The Irish speedster has impressed with his try-scoring feats in the Pro14
Ulster wing Robert Baloucoune
Date of birth 19 August 1997 Born Enniskillen Position Wing Province Ulster Country Ireland
When did you get involved in rugby?
I did football and athletics when I was younger, and only started rugby in secondary school. My first proper game was when I was 15. A lot of my friends played.
Did you like it straightaway?
I didn’t know all the rules so was giving away a few too many penalties, but I enjoyed it.
What positions have you played?
It was full-back at school. There were a couple of times I played centre, but I prefer the back three; there’s space to run.
Any childhood heroes?
I followed football more when I was younger and I’m an Arsenal fan, so Thierry Henry.
What are your strengths?
The coaches would say my natural speed; I try to back myself to run around someone and beat defenders. In terms of defence, I’d back my tackling and ability to read defences.
I want to improve my kicking game and I tried to do that during lockdown – chip-and-chase, the ability to kick on the run.

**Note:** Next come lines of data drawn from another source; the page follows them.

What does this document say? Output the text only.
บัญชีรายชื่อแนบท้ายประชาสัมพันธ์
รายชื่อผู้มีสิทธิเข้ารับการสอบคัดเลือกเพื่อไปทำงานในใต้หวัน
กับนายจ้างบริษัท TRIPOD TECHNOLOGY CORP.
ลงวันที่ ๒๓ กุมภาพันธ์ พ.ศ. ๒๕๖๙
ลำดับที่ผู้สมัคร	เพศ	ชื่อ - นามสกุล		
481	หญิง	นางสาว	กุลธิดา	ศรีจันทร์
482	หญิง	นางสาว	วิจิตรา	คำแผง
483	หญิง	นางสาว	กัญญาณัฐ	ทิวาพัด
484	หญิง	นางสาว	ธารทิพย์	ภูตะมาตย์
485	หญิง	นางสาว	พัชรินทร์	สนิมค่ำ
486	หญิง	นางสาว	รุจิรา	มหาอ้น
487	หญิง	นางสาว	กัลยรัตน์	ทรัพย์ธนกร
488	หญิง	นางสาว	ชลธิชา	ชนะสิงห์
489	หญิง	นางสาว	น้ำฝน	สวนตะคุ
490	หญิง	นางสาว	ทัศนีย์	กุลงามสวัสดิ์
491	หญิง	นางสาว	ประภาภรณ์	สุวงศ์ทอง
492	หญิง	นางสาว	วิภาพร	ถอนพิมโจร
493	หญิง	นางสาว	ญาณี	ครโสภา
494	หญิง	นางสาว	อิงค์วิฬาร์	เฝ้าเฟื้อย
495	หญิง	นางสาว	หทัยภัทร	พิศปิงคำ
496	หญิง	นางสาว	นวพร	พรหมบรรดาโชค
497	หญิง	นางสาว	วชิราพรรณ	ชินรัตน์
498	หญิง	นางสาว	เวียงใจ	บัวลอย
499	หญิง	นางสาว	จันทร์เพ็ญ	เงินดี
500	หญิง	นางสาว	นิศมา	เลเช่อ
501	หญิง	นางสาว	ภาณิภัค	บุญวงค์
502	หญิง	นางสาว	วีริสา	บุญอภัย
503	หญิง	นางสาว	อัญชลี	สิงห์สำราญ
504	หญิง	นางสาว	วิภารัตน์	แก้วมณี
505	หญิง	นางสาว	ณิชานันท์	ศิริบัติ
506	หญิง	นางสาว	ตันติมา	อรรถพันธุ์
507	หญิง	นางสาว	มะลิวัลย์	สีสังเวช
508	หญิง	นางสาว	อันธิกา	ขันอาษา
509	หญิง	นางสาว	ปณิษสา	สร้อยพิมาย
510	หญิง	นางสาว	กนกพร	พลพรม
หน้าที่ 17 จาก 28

When did you link up with Ulster?
I was 17-18. I played for Ulster U19 in my last year of school, then dropped out the following year. I was injured and lost interest because I wasn’t able to play or train. Then I played for Enniskillen, my club, and by the end of the season I was fully fit and got picked up again. I think the year out did me well as I then played for Ulster A and eventually the seniors.
Any representative honours?
I’ve played for Ireland Sevens, which was a good experience. You’re under more stress in sevens and have to make sure you’re able to do the fundamentals. It helped me as a player as when I came back to 15s I wasn’t under so much stress, I had more time to make decisions in a game.
What do you want to achieve in the next 12 months?
I want to push myself through for Ulster and if that leads to an Ireland cap, I’d be happy enough with that.
RW Verdict: He scored six tries in seven starts for Ulster last season and was named as a development player by Ireland. Hamstring surgery has stalled his progress, but if he recaptures that form he will be hard for Andy Farrell to ignore.